Early Game (Turns 1-3): Use Blood Offering turn 1 for alpha strike to establish early pressure. Position aggressively...Martyrdom Protocol lets you tank for allies. Save Consecrated Ground until you're at ~15 HP or allies need healing. Build board presence.
Mid Game (Turns 4-6): Trade HP for positioning and damage (you have healing tools). Use Divine Judgment as execute when enemy reaches 10 HP or less. Protect allies with Martyrdom Protocol to build Righteous Fury stacks. Control key hexes with Consecrated Ground zones.
Late Game (Turns 7+): If Righteous Fury has reached max +3 damage (cap), you dominate the battlefield. Use Flagellant's Zeal for final desperate push (5 burst SP). Absolution if Heat critical (expensive but worth it). Last Rites turns ally deaths into massive card advantage. Blood Offering limited to 1 per turn prevents burst combos. Win through accumulated power and sacrifice. (Balance Update Oct 19: Righteous Fury now caps at +3, 32 HP base)
Version 3.0 Optional Rules
The Church of Absolution has unique interactions with the three new v3.0 optional mechanics systems:
Dice Pool Advantage System
Church pilots work normally with the Dice Pool system. Blood Offering and other positioning mechanics can grant Advantage (roll 3 Attack Dice, take 2 highest). See Dice Pool Advantage Rules.
Taint Exploitation System
Church pilots embrace Taint as a resource for martyrdom mechanics:
- Martyrdom Training: Church pilots start with Grit 1 (instead of 0) at character creation
- Zealot Resistance: Corruption Save is 3+ instead of 4+ (zealotry protects from Engine corruption)

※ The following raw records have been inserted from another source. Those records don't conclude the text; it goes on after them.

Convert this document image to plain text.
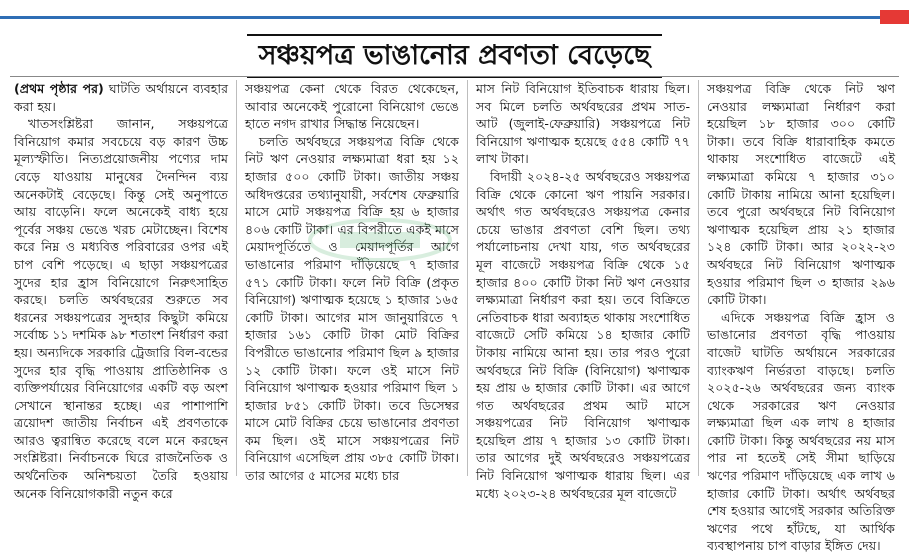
সঞ্চয়পত্র ভাঙানোর প্রবণতা বেড়েছে

(প্রথম পৃষ্ঠার পর) ঘাটতি অর্থায়নে ব্যবহার করা হয়।

খাতসংশ্লিষ্টরা জানান, সঞ্চয়পত্রে বিনিয়োগ কমার সবচেয়ে বড় কারণ উচ্চ মূল্যস্ফীতি। নিত্যপ্রয়োজনীয় পণ্যের দাম বেড়ে যাওয়ায় মানুষের দৈনন্দিন ব্যয় অনেকটাই বেড়েছে। কিন্তু সেই অনুপাতে আয় বাড়েনি। ফলে অনেকেই বাধ্য হয়ে পূর্বের সঞ্চয় ভেঙে খরচ মেটাচ্ছেন। বিশেষ করে নিম্ন ও মধ্যবিত্ত পরিবারের ওপর এই চাপ বেশি পড়েছে। এ ছাড়া সঞ্চয়পত্রের সুদের হার হ্রাস বিনিয়োগে নিরুৎসাহিত করছে। চলতি অর্থবছরের শুরুতে সব ধরনের সঞ্চয়পত্রের সুদহার কিছুটা কমিয়ে সর্বোচ্চ ১১ দশমিক ৯৮ শতাংশ নির্ধারণ করা হয়। অন্যদিকে সরকারি ট্রেজারি বিল-বন্ডের সুদের হার বৃদ্ধি পাওয়ায় প্রাতিষ্ঠানিক ও ব্যক্তিপর্যায়ের বিনিয়োগের একটি বড় অংশ সেখানে স্থানান্তর হচ্ছে। এর পাশাপাশি ত্রয়োদশ জাতীয় নির্বাচন এই প্রবণতাকে আরও ত্বরান্বিত করেছে বলে মনে করছেন সংশ্লিষ্টরা। নির্বাচনকে ঘিরে রাজনৈতিক ও অর্থনৈতিক অনিশ্চয়তা তৈরি হওয়ায় অনেক বিনিয়োগকারী নতুন করে

সঞ্চয়পত্র কেনা থেকে বিরত থেকেছেন, আবার অনেকেই পুরোনো বিনিয়োগ ভেঙে হাতে নগদ রাখার সিদ্ধান্ত নিয়েছেন।

চলতি অর্থবছরে সঞ্চয়পত্র বিক্রি থেকে নিট ঋণ নেওয়ার লক্ষ্যমাত্রা ধরা হয় ১২ হাজার ৫০০ কোটি টাকা। জাতীয় সঞ্চয় অধিদপ্তরের তথ্যানুযায়ী, সর্বশেষ ফেব্রুয়ারি মাসে মোট সঞ্চয়পত্র বিক্রি হয় ৬ হাজার ৪০৬ কোটি টাকা। এর বিপরীতে একই মাসে মেয়াদপূর্তিতে ও মেয়াদপূর্তির আগে ভাঙানোর পরিমাণ দাঁড়িয়েছে ৭ হাজার ৫৭১ কোটি টাকা। ফলে নিট বিক্রি (প্রকৃত বিনিয়োগ) ঋণাত্মক হয়েছে ১ হাজার ১৬৫ কোটি টাকা। আগের মাস জানুয়ারিতে ৭ হাজার ১৬১ কোটি টাকা মোট বিক্রির বিপরীতে ভাঙানোর পরিমাণ ছিল ৯ হাজার ১২ কোটি টাকা। ফলে ওই মাসে নিট বিনিয়োগ ঋণাত্মক হওয়ার পরিমাণ ছিল ১ হাজার ৮৫১ কোটি টাকা। তবে ডিসেম্বর মাসে মোট বিক্রির চেয়ে ভাঙানোর প্রবণতা কম ছিল। ওই মাসে সঞ্চয়পত্রের নিট বিনিয়োগ এসেছিল প্রায় ৩৮৫ কোটি টাকা। তার আগের ৫ মাসের মধ্যে চার

মাস নিট বিনিয়োগ ইতিবাচক ধারায় ছিল। সব মিলে চলতি অর্থবছরের প্রথম সাত-আট (জুলাই-ফেব্রুয়ারি) সঞ্চয়পত্রে নিট বিনিয়োগ ঋণাত্মক হয়েছে ৫৫৪ কোটি ৭৭ লাখ টাকা।

বিদায়ী ২০২৪-২৫ অর্থবছরেও সঞ্চয়পত্র বিক্রি থেকে কোনো ঋণ পায়নি সরকার। অর্থাৎ গত অর্থবছরেও সঞ্চয়পত্র কেনার চেয়ে ভাঙার প্রবণতা বেশি ছিল। তথ্য পর্যালোচনায় দেখা যায়, গত অর্থবছরের মূল বাজেটে সঞ্চয়পত্র বিক্রি থেকে ১৫ হাজার ৪০০ কোটি টাকা নিট ঋণ নেওয়ার লক্ষ্যমাত্রা নির্ধারণ করা হয়। তবে বিক্রিতে নেতিবাচক ধারা অব্যাহত থাকায় সংশোধিত বাজেটে সেটি কমিয়ে ১৪ হাজার কোটি টাকায় নামিয়ে আনা হয়। তার পরও পুরো অর্থবছরে নিট বিক্রি (বিনিয়োগ) ঋণাত্মক হয় প্রায় ৬ হাজার কোটি টাকা। এর আগে গত অর্থবছরের প্রথম আট মাসে সঞ্চয়পত্রের নিট বিনিয়োগ ঋণাত্মক হয়েছিল প্রায় ৭ হাজার ১৩ কোটি টাকা। তার আগের দুই অর্থবছরেও সঞ্চয়পত্রের নিট বিনিয়োগ ঋণাত্মক ধারায় ছিল। এর মধ্যে ২০২৩-২৪ অর্থবছরের মূল বাজেটে

সঞ্চয়পত্র বিক্রি থেকে নিট ঋণ নেওয়ার লক্ষ্যমাত্রা নির্ধারণ করা হয়েছিল ১৮ হাজার ৩০০ কোটি টাকা। তবে বিক্রি ধারাবাহিক কমতে থাকায় সংশোধিত বাজেটে এই লক্ষ্যমাত্রা কমিয়ে ৭ হাজার ৩১০ কোটি টাকায় নামিয়ে আনা হয়েছিল। তবে পুরো অর্থবছরে নিট বিনিয়োগ ঋণাত্মক হয়েছিল প্রায় ২১ হাজার ১২৪ কোটি টাকা। আর ২০২২-২৩ অর্থবছরে নিট বিনিয়োগ ঋণাত্মক হওয়ার পরিমাণ ছিল ৩ হাজার ২৯৬ কোটি টাকা।

এদিকে সঞ্চয়পত্র বিক্রি হ্রাস ও ভাঙানোর প্রবণতা বৃদ্ধি পাওয়ায় বাজেট ঘাটতি অর্থায়নে সরকারের ব্যাংকঋণ নির্ভরতা বাড়ছে। চলতি ২০২৫-২৬ অর্থবছরের জন্য ব্যাংক থেকে সরকারের ঋণ নেওয়ার লক্ষ্যমাত্রা ছিল এক লাখ ৪ হাজার কোটি টাকা। কিন্তু অর্থবছরের নয় মাস পার না হতেই সেই সীমা ছাড়িয়ে ঋণের পরিমাণ দাঁড়িয়েছে এক লাখ ৬ হাজার কোটি টাকা। অর্থাৎ অর্থবছর শেষ হওয়ার আগেই সরকার অতিরিক্ত ঋণের পথে হাঁটছে, যা আর্থিক ব্যবস্থাপনায় চাপ বাড়ার ইঙ্গিত দেয়।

- Blood Offering Taint: When you use Blood Offering, gain 1 Taint Marker (+3 damage buff worth the corruption risk)
- Flagellant's Zeal Taint: When you use this Tactic, gain 2 Taint Markers (temporary SP burst for permanent corruption)
- Taint Martyr Build: Deliberately stack Taint via Blood Offering, stand in Tainted terrain for positioning, spend Taint for Tainted Fury (+2 damage), weaponize corruption
Church pilots treat Taint accumulation as a resource to manage, not a penalty to avoid. See Taint Exploitation Rules.
Pilot Grit System
Church pilots gain +1 Grit at character creation (Martyrdom Training bonus):
- Starting Grit: 1 (instead of 0) - zealot conditioning makes them tougher from day one
- Maximum Grit: Still 3 (but reach it faster than other factions)
- Philosophical Justification: "Pain is prayer. We are chosen to suffer." Church pilots are trained to endure wounds through zealotry
- Mechanical Impact: Rookie Church pilots have 17% better chance to resist Pilot Wounds than other factions (4+ on 1d6+1 instead of 1d6+0)
This bonus reflects Church doctrine: suffering builds character, pain purifies, and veterans of martyrdom are forged stronger. See Pilot Grit Rules.